Data Processing Pipeline Paused
Incident Report for MachineMetrics
Postmortem

On Wednesday, March 27, from 1:40PM to 6:00PM EDT, our cloud services provider had a system outage in the region where the MachineMetrics system runs. During this time, our data ingestion pipeline stopped processing new events. Our edge devices which collect information from the manufacturing equipment at our customers' facilities were still able to send this data to our cloud where it was buffered for future processing and archival.

At approximately 3:30PM, some systems recovered; however, due to the prior outage, our systems scaled down their resources. When our pipeline began processing the backlog of data, resources attempted to scale, but another issue within our provider’s infrastructure prevented all automatic scaling. This lasted until we were able to disabled automatic scaling for our systems allowing us to manually tune these values at approximately 6PM.
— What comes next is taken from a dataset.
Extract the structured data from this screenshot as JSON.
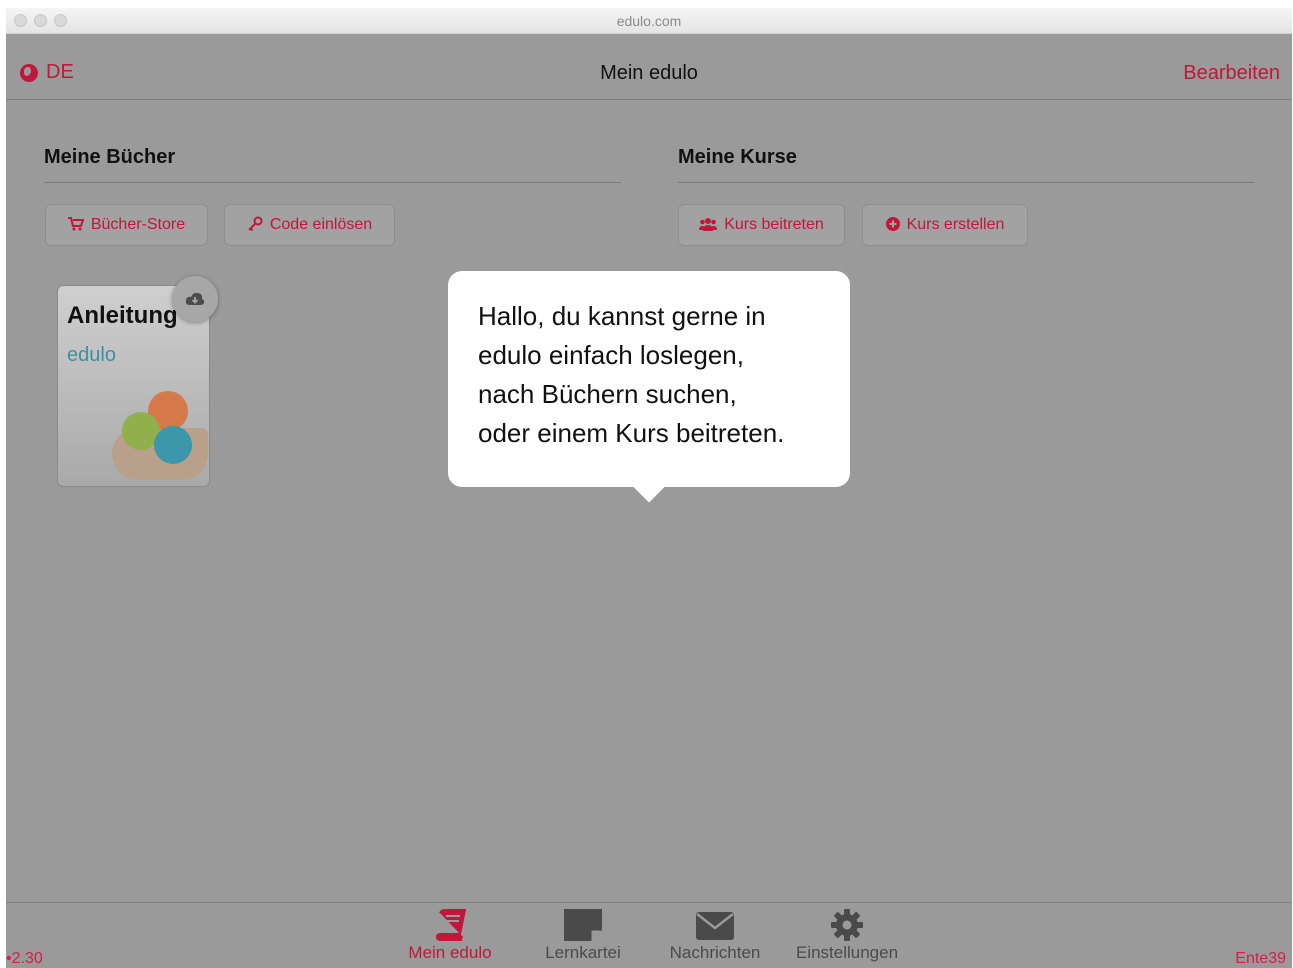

During this outage, certain failures in our pipeline (amplified by the outages in our provider’s infrastructure) caused data to be processed incorrectly during this period. Data points (including part counts and utilization) are not accurate during this time period which will affect historical reporting. We have found the issue that caused the failure, will be deploying a fix soon, and are currently working to reprocess the batch of data that was received during that time window. After this is complete, all reports will be accurate and up to date.

Posted 5 months ago. Mar 29, 2019 - 09:57 EDT

Resolved
All systems are reporting. We will continue to monitor the situation and will provide a more detailed update about the event in the coming days.
Posted 5 months ago. Mar 27, 2019 - 21:25 EDT
Update
The issue has been resolved and nearly all data is caught up. We are currently verifying data integrity and will post back with more information.
Posted 5 months ago. Mar 27, 2019 - 18:37 EDT
Monitoring
Amazon Web Services (our cloud service provider) has fixed the issue that was preventing us from updating our data store's write capacity. Our data processing pipeline is starting to get through the backlog. We are monitoring the situation and will update as we get closer to having all data processed. No data loss is expected during this event.
Posted 5 months ago. Mar 27, 2019 - 17:53 EDT
Update
Amazon Web Services is still reporting issues with provisioning one of our data stores but are working to address the problem. We will update with more information when available.
Posted 5 months ago. Mar 27, 2019 - 16:59 EDT
Update
We are still monitoring this issue and working with Amazon Web Services to get it resolved. We will update as more information is available.
Posted 5 months ago. Mar 27, 2019 - 15:39 EDT
Update
Amazon Web Services has reported issues with some of their internal systems. We have reached out and are waiting for more information about the cause. We will post again soon.
Posted 5 months ago. Mar 27, 2019 - 14:45 EDT
Investigating
We are currently investigating an issue which has caused our data processing pipeline to pause. We will update with more information when available.
Posted 5 months ago. Mar 27, 2019 - 14:26 EDT
This incident affected: Data Processing Services.